The paper entitled :”The role of immune semaphorins in sepsis – a prospective cohort study (SepsisFAT) “ by Branimir Gjurasin et al. deals with a clinical laboratory study on the measurement of various semaphorin molecules in the blood of septic patients.

Semaphorins concentration in the blood was measured by means of commercial ELISA kits and values obtained have been tentatively correlated with other biochemical and clinical parameters in order to validate the hypothesis that semaphorins can be useful markers in sepsis.

The management of sepsis in the clinics typically use various biochemical parameters and PCR and PCT in particular. Truth is that the management of sepsis is often very difficult and unsuccessful and there is a need for more specific and/or useful parameters.

These authors gave a try to semaphorins and by their results they were able to indicate that these molecules can be useful indeed. This is very interesting in principle, but to validate a new biochemical parameter the path is usually complicated. Large studies are needed. Therefore, we suggest they use statements very carefully.

“we have shown that patients with sepsis have different serum concentrations of SEMA3A, SEMA3C, SEMA3F, SEMA4D and SEMA7A from healthy controls and that their kinetics during sepsis correlate with disease severity and outcomes.” like many other parameters (even those cited in this study) are different in very ill patients and healthy persons. This is an obvious statement and far from a conclusion. 

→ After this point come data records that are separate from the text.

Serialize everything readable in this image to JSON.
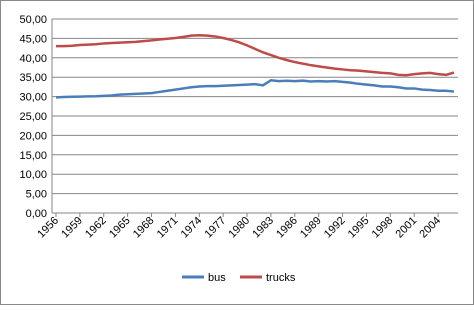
{
  "chart_data": {
    "type": "line",
    "x": [
      1956,
      1957,
      1958,
      1959,
      1960,
      1961,
      1962,
      1963,
      1964,
      1965,
      1966,
      1967,
      1968,
      1969,
      1970,
      1971,
      1972,
      1973,
      1974,
      1975,
      1976,
      1977,
      1978,
      1979,
      1980,
      1981,
      1982,
      1983,
      1984,
      1985,
      1986,
      1987,
      1988,
      1989,
      1990,
      1991,
      1992,
      1993,
      1994,
      1995,
      1996,
      1997,
      1998,
      1999,
      2000,
      2001,
      2002,
      2003,
      2004,
      2005,
      2006
    ],
    "xlim": [
      1955.5,
      2006.5
    ],
    "xticks": [
      1956,
      1959,
      1962,
      1965,
      1968,
      1971,
      1974,
      1977,
      1980,
      1983,
      1986,
      1989,
      1992,
      1995,
      1998,
      2001,
      2004
    ],
    "ylim": [
      0,
      50
    ],
    "yticks": [
      {
        "value": 0,
        "label": "0,00"
      },
      {
        "value": 5,
        "label": "5,00"
      },
      {
        "value": 10,
        "label": "10,00"
      },
      {
        "value": 15,
        "label": "15,00"
      },
      {
        "value": 20,
        "label": "20,00"
      },
      {
        "value": 25,
        "label": "25,00"
      },
      {
        "value": 30,
        "label": "30,00"
      },
      {
        "value": 35,
        "label": "35,00"
      },
      {
        "value": 40,
        "label": "40,00"
      },
      {
        "value": 45,
        "label": "45,00"
      },
      {
        "value": 50,
        "label": "50,00"
      }
    ],
    "grid": true,
    "legend": "bottom",
    "series": [
      {
        "name": "bus",
        "color": "#4a7ebb",
        "values": [
          29.8,
          29.9,
          29.95,
          30.0,
          30.05,
          30.1,
          30.2,
          30.3,
          30.5,
          30.6,
          30.7,
          30.8,
          30.9,
          31.2,
          31.5,
          31.8,
          32.1,
          32.4,
          32.6,
          32.7,
          32.7,
          32.8,
          32.9,
          33.0,
          33.1,
          33.2,
          32.9,
          34.2,
          34.0,
          34.1,
          34.0,
          34.1,
          33.9,
          34.0,
          33.9,
          34.0,
          33.8,
          33.6,
          33.3,
          33.1,
          32.9,
          32.6,
          32.6,
          32.4,
          32.1,
          32.1,
          31.8,
          31.7,
          31.5,
          31.5,
          31.3
        ]
      },
      {
        "name": "trucks",
        "color": "#be4b48",
        "values": [
          43.0,
          43.0,
          43.1,
          43.3,
          43.4,
          43.5,
          43.7,
          43.8,
          43.9,
          44.0,
          44.1,
          44.3,
          44.5,
          44.7,
          44.9,
          45.1,
          45.4,
          45.7,
          45.8,
          45.7,
          45.5,
          45.1,
          44.6,
          44.0,
          43.2,
          42.3,
          41.4,
          40.7,
          40.0,
          39.4,
          38.9,
          38.5,
          38.1,
          37.8,
          37.5,
          37.2,
          37.0,
          36.8,
          36.7,
          36.5,
          36.3,
          36.1,
          36.0,
          35.6,
          35.5,
          35.8,
          36.0,
          36.1,
          35.8,
          35.6,
          36.2
        ]
      }
    ]
  }
}
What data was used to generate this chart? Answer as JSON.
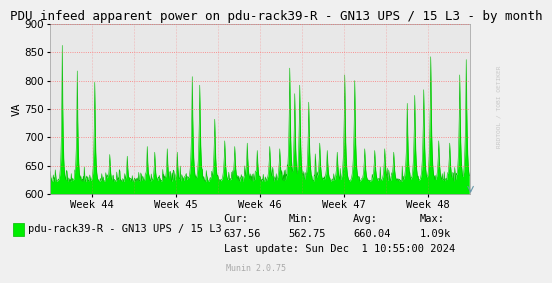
{
  "title": "PDU infeed apparent power on pdu-rack39-R - GN13 UPS / 15 L3 - by month",
  "ylabel": "VA",
  "background_color": "#F0F0F0",
  "plot_bg_color": "#E8E8E8",
  "grid_color": "#FF6666",
  "fill_color": "#00EE00",
  "line_color": "#00BB00",
  "ylim": [
    600,
    900
  ],
  "yticks": [
    600,
    650,
    700,
    750,
    800,
    850,
    900
  ],
  "xtick_labels": [
    "Week 44",
    "Week 45",
    "Week 46",
    "Week 47",
    "Week 48"
  ],
  "legend_label": "pdu-rack39-R - GN13 UPS / 15 L3",
  "cur": "637.56",
  "min_val": "562.75",
  "avg": "660.04",
  "max_val": "1.09k",
  "last_update": "Last update: Sun Dec  1 10:55:00 2024",
  "munin_version": "Munin 2.0.75",
  "watermark": "RRDTOOL / TOBI OETIKER",
  "title_fontsize": 9,
  "axis_label_fontsize": 8,
  "tick_fontsize": 7.5,
  "legend_fontsize": 7.5,
  "stats_fontsize": 7.5,
  "n_points": 840,
  "base": 622,
  "week_positions": [
    0,
    168,
    336,
    504,
    672,
    840
  ]
}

Authors’ response: We agree with the reviewer that our results should be viewed as preliminary and confirmed in larger cohorts. While the finding that patients with sepsis have statistically different serum semaphorin concentrations than healthy controls might seem obvious, to the best of our knowledge our study is the first exploring this question and here we present the first data in relatively large human cohort on the association of semaphorins with sepsis, which is a good starting point for further studies. Interestingly, not all semaphorins were increased, SEMA3A was significantly decreased in patients with sepsis. We are aware of the limitations of our study and have expanded “limitations section” including your remarks. In the revised version of the manuscript, we also tried to avoid strong conclusions as suggested by the reviewer.

 

The variation of semaphorins could be better correlated with sepsis if semaphorins levels were available in other conditions characterized by an inflammatory or an infectious status vs a septic status. Difference with healthy controls is present with many other parameters and this doesn’t help assess parameter’s specificity.

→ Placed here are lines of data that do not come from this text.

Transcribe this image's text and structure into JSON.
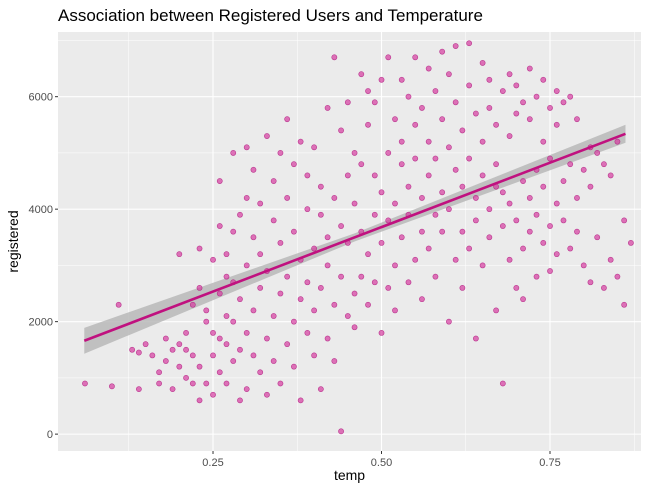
{
  "chart_data": {
    "type": "scatter",
    "title": "Association between Registered Users and Temperature",
    "xlabel": "temp",
    "ylabel": "registered",
    "xlim": [
      0.02,
      0.885
    ],
    "ylim": [
      -300,
      7150
    ],
    "x_ticks": [
      {
        "value": 0.25,
        "label": "0.25"
      },
      {
        "value": 0.5,
        "label": "0.50"
      },
      {
        "value": 0.75,
        "label": "0.75"
      }
    ],
    "y_ticks": [
      {
        "value": 0,
        "label": "0"
      },
      {
        "value": 2000,
        "label": "2000"
      },
      {
        "value": 4000,
        "label": "4000"
      },
      {
        "value": 6000,
        "label": "6000"
      }
    ],
    "grid": true,
    "point_color": "#d63c9f",
    "point_border": "#b01a80",
    "trend_color": "#c0117f",
    "band_color": "#b9b9b9",
    "panel_background": "#ebebeb",
    "trend_line": {
      "x": [
        0.059,
        0.862
      ],
      "y": [
        1660,
        5340
      ],
      "band_halfwidth": [
        230,
        160
      ]
    },
    "points": [
      [
        0.06,
        900
      ],
      [
        0.1,
        850
      ],
      [
        0.11,
        2300
      ],
      [
        0.13,
        1500
      ],
      [
        0.14,
        1450
      ],
      [
        0.14,
        800
      ],
      [
        0.15,
        1600
      ],
      [
        0.16,
        1400
      ],
      [
        0.17,
        1100
      ],
      [
        0.17,
        900
      ],
      [
        0.18,
        1300
      ],
      [
        0.18,
        1700
      ],
      [
        0.19,
        1500
      ],
      [
        0.19,
        800
      ],
      [
        0.2,
        1600
      ],
      [
        0.2,
        1200
      ],
      [
        0.2,
        3200
      ],
      [
        0.21,
        1500
      ],
      [
        0.21,
        1800
      ],
      [
        0.21,
        1000
      ],
      [
        0.22,
        900
      ],
      [
        0.22,
        2300
      ],
      [
        0.22,
        1400
      ],
      [
        0.23,
        600
      ],
      [
        0.23,
        2600
      ],
      [
        0.23,
        1200
      ],
      [
        0.23,
        3300
      ],
      [
        0.24,
        2200
      ],
      [
        0.24,
        2000
      ],
      [
        0.24,
        900
      ],
      [
        0.25,
        1400
      ],
      [
        0.25,
        1800
      ],
      [
        0.25,
        3100
      ],
      [
        0.25,
        700
      ],
      [
        0.26,
        2500
      ],
      [
        0.26,
        1700
      ],
      [
        0.26,
        3700
      ],
      [
        0.26,
        4500
      ],
      [
        0.26,
        1100
      ],
      [
        0.27,
        2100
      ],
      [
        0.27,
        2800
      ],
      [
        0.27,
        1600
      ],
      [
        0.27,
        3200
      ],
      [
        0.27,
        900
      ],
      [
        0.28,
        2000
      ],
      [
        0.28,
        3600
      ],
      [
        0.28,
        1300
      ],
      [
        0.28,
        5000
      ],
      [
        0.28,
        2700
      ],
      [
        0.29,
        1500
      ],
      [
        0.29,
        3900
      ],
      [
        0.29,
        600
      ],
      [
        0.29,
        2400
      ],
      [
        0.3,
        1800
      ],
      [
        0.3,
        4200
      ],
      [
        0.3,
        3000
      ],
      [
        0.3,
        5100
      ],
      [
        0.3,
        800
      ],
      [
        0.31,
        2200
      ],
      [
        0.31,
        1400
      ],
      [
        0.31,
        3500
      ],
      [
        0.31,
        4700
      ],
      [
        0.32,
        1100
      ],
      [
        0.32,
        2600
      ],
      [
        0.32,
        4100
      ],
      [
        0.32,
        3200
      ],
      [
        0.33,
        1700
      ],
      [
        0.33,
        5300
      ],
      [
        0.33,
        2900
      ],
      [
        0.33,
        700
      ],
      [
        0.34,
        2100
      ],
      [
        0.34,
        3800
      ],
      [
        0.34,
        4500
      ],
      [
        0.34,
        1300
      ],
      [
        0.35,
        2500
      ],
      [
        0.35,
        5000
      ],
      [
        0.35,
        3400
      ],
      [
        0.35,
        900
      ],
      [
        0.36,
        1600
      ],
      [
        0.36,
        4200
      ],
      [
        0.36,
        2800
      ],
      [
        0.36,
        5600
      ],
      [
        0.37,
        2000
      ],
      [
        0.37,
        3600
      ],
      [
        0.37,
        4800
      ],
      [
        0.37,
        1200
      ],
      [
        0.38,
        2400
      ],
      [
        0.38,
        3100
      ],
      [
        0.38,
        5200
      ],
      [
        0.38,
        600
      ],
      [
        0.39,
        1800
      ],
      [
        0.39,
        4000
      ],
      [
        0.39,
        2700
      ],
      [
        0.39,
        4600
      ],
      [
        0.4,
        1400
      ],
      [
        0.4,
        3300
      ],
      [
        0.4,
        5100
      ],
      [
        0.4,
        2200
      ],
      [
        0.41,
        800
      ],
      [
        0.41,
        3900
      ],
      [
        0.41,
        2600
      ],
      [
        0.41,
        4400
      ],
      [
        0.42,
        1700
      ],
      [
        0.42,
        3500
      ],
      [
        0.42,
        5800
      ],
      [
        0.42,
        3000
      ],
      [
        0.43,
        2300
      ],
      [
        0.43,
        4200
      ],
      [
        0.43,
        6700
      ],
      [
        0.43,
        1300
      ],
      [
        0.44,
        3700
      ],
      [
        0.44,
        5400
      ],
      [
        0.44,
        2800
      ],
      [
        0.44,
        50
      ],
      [
        0.45,
        2100
      ],
      [
        0.45,
        4600
      ],
      [
        0.45,
        3400
      ],
      [
        0.45,
        5900
      ],
      [
        0.46,
        2500
      ],
      [
        0.46,
        4100
      ],
      [
        0.46,
        5000
      ],
      [
        0.46,
        1900
      ],
      [
        0.47,
        3600
      ],
      [
        0.47,
        6400
      ],
      [
        0.47,
        2800
      ],
      [
        0.47,
        4800
      ],
      [
        0.48,
        3200
      ],
      [
        0.48,
        5500
      ],
      [
        0.48,
        2300
      ],
      [
        0.48,
        6100
      ],
      [
        0.49,
        3900
      ],
      [
        0.49,
        4600
      ],
      [
        0.49,
        2700
      ],
      [
        0.49,
        5900
      ],
      [
        0.5,
        3400
      ],
      [
        0.5,
        6300
      ],
      [
        0.5,
        4300
      ],
      [
        0.5,
        1800
      ],
      [
        0.51,
        2600
      ],
      [
        0.51,
        5000
      ],
      [
        0.51,
        3800
      ],
      [
        0.51,
        6700
      ],
      [
        0.52,
        4100
      ],
      [
        0.52,
        5600
      ],
      [
        0.52,
        3000
      ],
      [
        0.52,
        2200
      ],
      [
        0.53,
        4800
      ],
      [
        0.53,
        6300
      ],
      [
        0.53,
        3500
      ],
      [
        0.53,
        5200
      ],
      [
        0.54,
        2700
      ],
      [
        0.54,
        4400
      ],
      [
        0.54,
        6000
      ],
      [
        0.54,
        3900
      ],
      [
        0.55,
        5500
      ],
      [
        0.55,
        4900
      ],
      [
        0.55,
        3100
      ],
      [
        0.55,
        6700
      ],
      [
        0.56,
        4200
      ],
      [
        0.56,
        2400
      ],
      [
        0.56,
        5800
      ],
      [
        0.56,
        3600
      ],
      [
        0.57,
        5200
      ],
      [
        0.57,
        4600
      ],
      [
        0.57,
        6500
      ],
      [
        0.57,
        3300
      ],
      [
        0.58,
        3900
      ],
      [
        0.58,
        6100
      ],
      [
        0.58,
        2800
      ],
      [
        0.58,
        4900
      ],
      [
        0.59,
        5600
      ],
      [
        0.59,
        4300
      ],
      [
        0.59,
        6800
      ],
      [
        0.59,
        3600
      ],
      [
        0.6,
        2000
      ],
      [
        0.6,
        5100
      ],
      [
        0.6,
        6400
      ],
      [
        0.6,
        4000
      ],
      [
        0.61,
        4700
      ],
      [
        0.61,
        3100
      ],
      [
        0.61,
        5900
      ],
      [
        0.61,
        6900
      ],
      [
        0.62,
        4400
      ],
      [
        0.62,
        3600
      ],
      [
        0.62,
        5400
      ],
      [
        0.62,
        2600
      ],
      [
        0.63,
        6200
      ],
      [
        0.63,
        4900
      ],
      [
        0.63,
        3300
      ],
      [
        0.63,
        6950
      ],
      [
        0.64,
        4200
      ],
      [
        0.64,
        5700
      ],
      [
        0.64,
        1700
      ],
      [
        0.64,
        3800
      ],
      [
        0.65,
        5200
      ],
      [
        0.65,
        6600
      ],
      [
        0.65,
        4600
      ],
      [
        0.65,
        3000
      ],
      [
        0.66,
        4000
      ],
      [
        0.66,
        5800
      ],
      [
        0.66,
        6300
      ],
      [
        0.66,
        3500
      ],
      [
        0.67,
        4400
      ],
      [
        0.67,
        2200
      ],
      [
        0.67,
        5500
      ],
      [
        0.67,
        4800
      ],
      [
        0.68,
        3700
      ],
      [
        0.68,
        6100
      ],
      [
        0.68,
        900
      ],
      [
        0.68,
        4300
      ],
      [
        0.69,
        5300
      ],
      [
        0.69,
        3100
      ],
      [
        0.69,
        6400
      ],
      [
        0.69,
        4100
      ],
      [
        0.7,
        2600
      ],
      [
        0.7,
        5700
      ],
      [
        0.7,
        3800
      ],
      [
        0.7,
        6200
      ],
      [
        0.71,
        4500
      ],
      [
        0.71,
        3300
      ],
      [
        0.71,
        5900
      ],
      [
        0.71,
        2400
      ],
      [
        0.72,
        6500
      ],
      [
        0.72,
        4200
      ],
      [
        0.72,
        3600
      ],
      [
        0.72,
        5600
      ],
      [
        0.73,
        4700
      ],
      [
        0.73,
        2800
      ],
      [
        0.73,
        6000
      ],
      [
        0.73,
        3900
      ],
      [
        0.74,
        5200
      ],
      [
        0.74,
        3400
      ],
      [
        0.74,
        6300
      ],
      [
        0.74,
        4400
      ],
      [
        0.75,
        3700
      ],
      [
        0.75,
        5800
      ],
      [
        0.75,
        2900
      ],
      [
        0.75,
        4900
      ],
      [
        0.76,
        6100
      ],
      [
        0.76,
        4100
      ],
      [
        0.76,
        3200
      ],
      [
        0.76,
        5500
      ],
      [
        0.77,
        4500
      ],
      [
        0.77,
        3800
      ],
      [
        0.77,
        5900
      ],
      [
        0.78,
        3300
      ],
      [
        0.78,
        4800
      ],
      [
        0.78,
        6000
      ],
      [
        0.79,
        4200
      ],
      [
        0.79,
        3600
      ],
      [
        0.79,
        5600
      ],
      [
        0.8,
        3000
      ],
      [
        0.8,
        4700
      ],
      [
        0.81,
        4400
      ],
      [
        0.81,
        5100
      ],
      [
        0.81,
        2700
      ],
      [
        0.82,
        3500
      ],
      [
        0.82,
        5000
      ],
      [
        0.83,
        4800
      ],
      [
        0.83,
        2600
      ],
      [
        0.84,
        4600
      ],
      [
        0.84,
        3100
      ],
      [
        0.85,
        2800
      ],
      [
        0.85,
        5200
      ],
      [
        0.86,
        2300
      ],
      [
        0.86,
        3800
      ],
      [
        0.87,
        3400
      ]
    ]
  }
}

Authors’ response: We agree with the reviewers that it would be interesting to compare serum semaphorin concentrations in septic patients with other cohorts, such as SLE, RA, neoplastic diseases, metabolic syndrome, etc. Also, semaphorin concentrations could be influenced by predisposing chronic conditions in sepsis. However, this was out of the scope of this manuscript. We thank the reviewer for this comment, and we have added this consideration in the discussion.

 

A correlation with other sepsis specific parameters or a pool of parameters could help. In general, specificity must be assessed.

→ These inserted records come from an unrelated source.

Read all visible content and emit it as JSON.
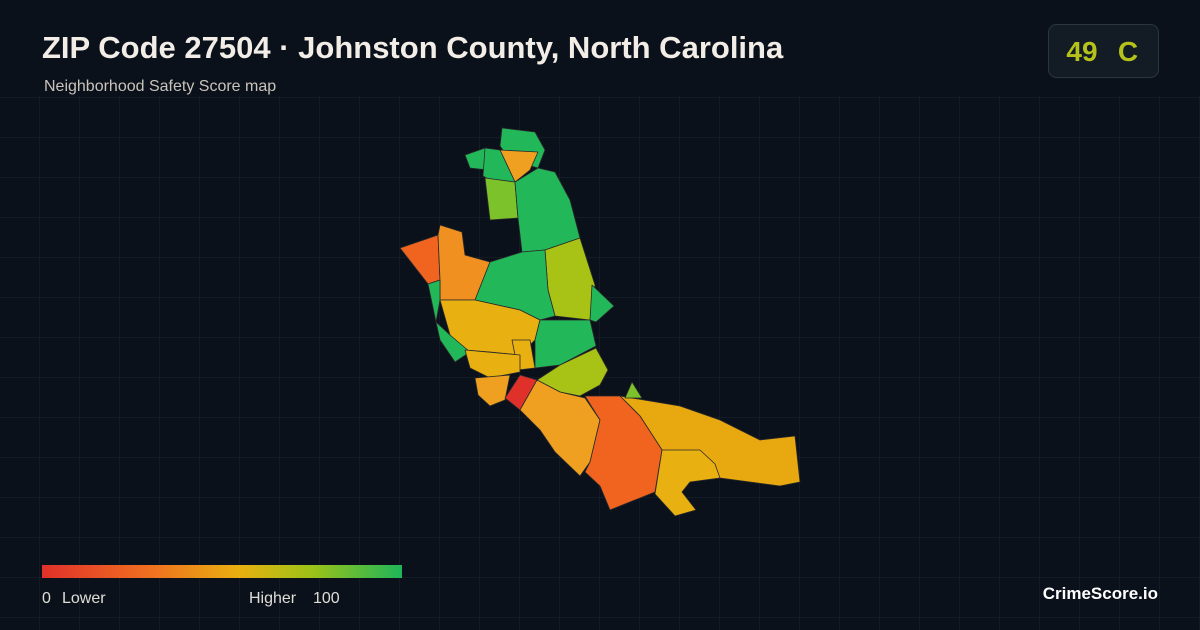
{
  "header": {
    "title": "ZIP Code 27504 · Johnston County, North Carolina",
    "subtitle": "Neighborhood Safety Score map"
  },
  "score": {
    "value": 49,
    "grade": "C"
  },
  "legend": {
    "min": 0,
    "min_label": "Lower",
    "max_label": "Higher",
    "max": 100
  },
  "footer": {
    "brand": "CrimeScore.io"
  }
}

Authors’ response: We agree that large multicentric and multinational cohort of septic ICU patients is needed to perform analysis including multiple parameters of interests, and to assess the specificity. This is also now stated in our discussion.

Check the language. For instance, a phrase such as “Clinical characteristics, laboratory and demographic data were evaluated and presented deceptively”... sounds very strange. Why “deceptively”?!

Authors’ response: Thank you. We have checked the grammar and spelling.

Round 2

Reviewer 2 Report

Comments and Suggestions for Authors

The authors revised their ms responding to all questions and doubts raised by reviewer. The paper needs no further revisions. 

Reviewer 4 Report

Comments and Suggestions for Authors

The authors have included in discussion a paragraph about limitations of this study that adress our concern about the popolutaion examined. Due to the novelty of the study proposed we think that, stated that limitation the paper is acceptable.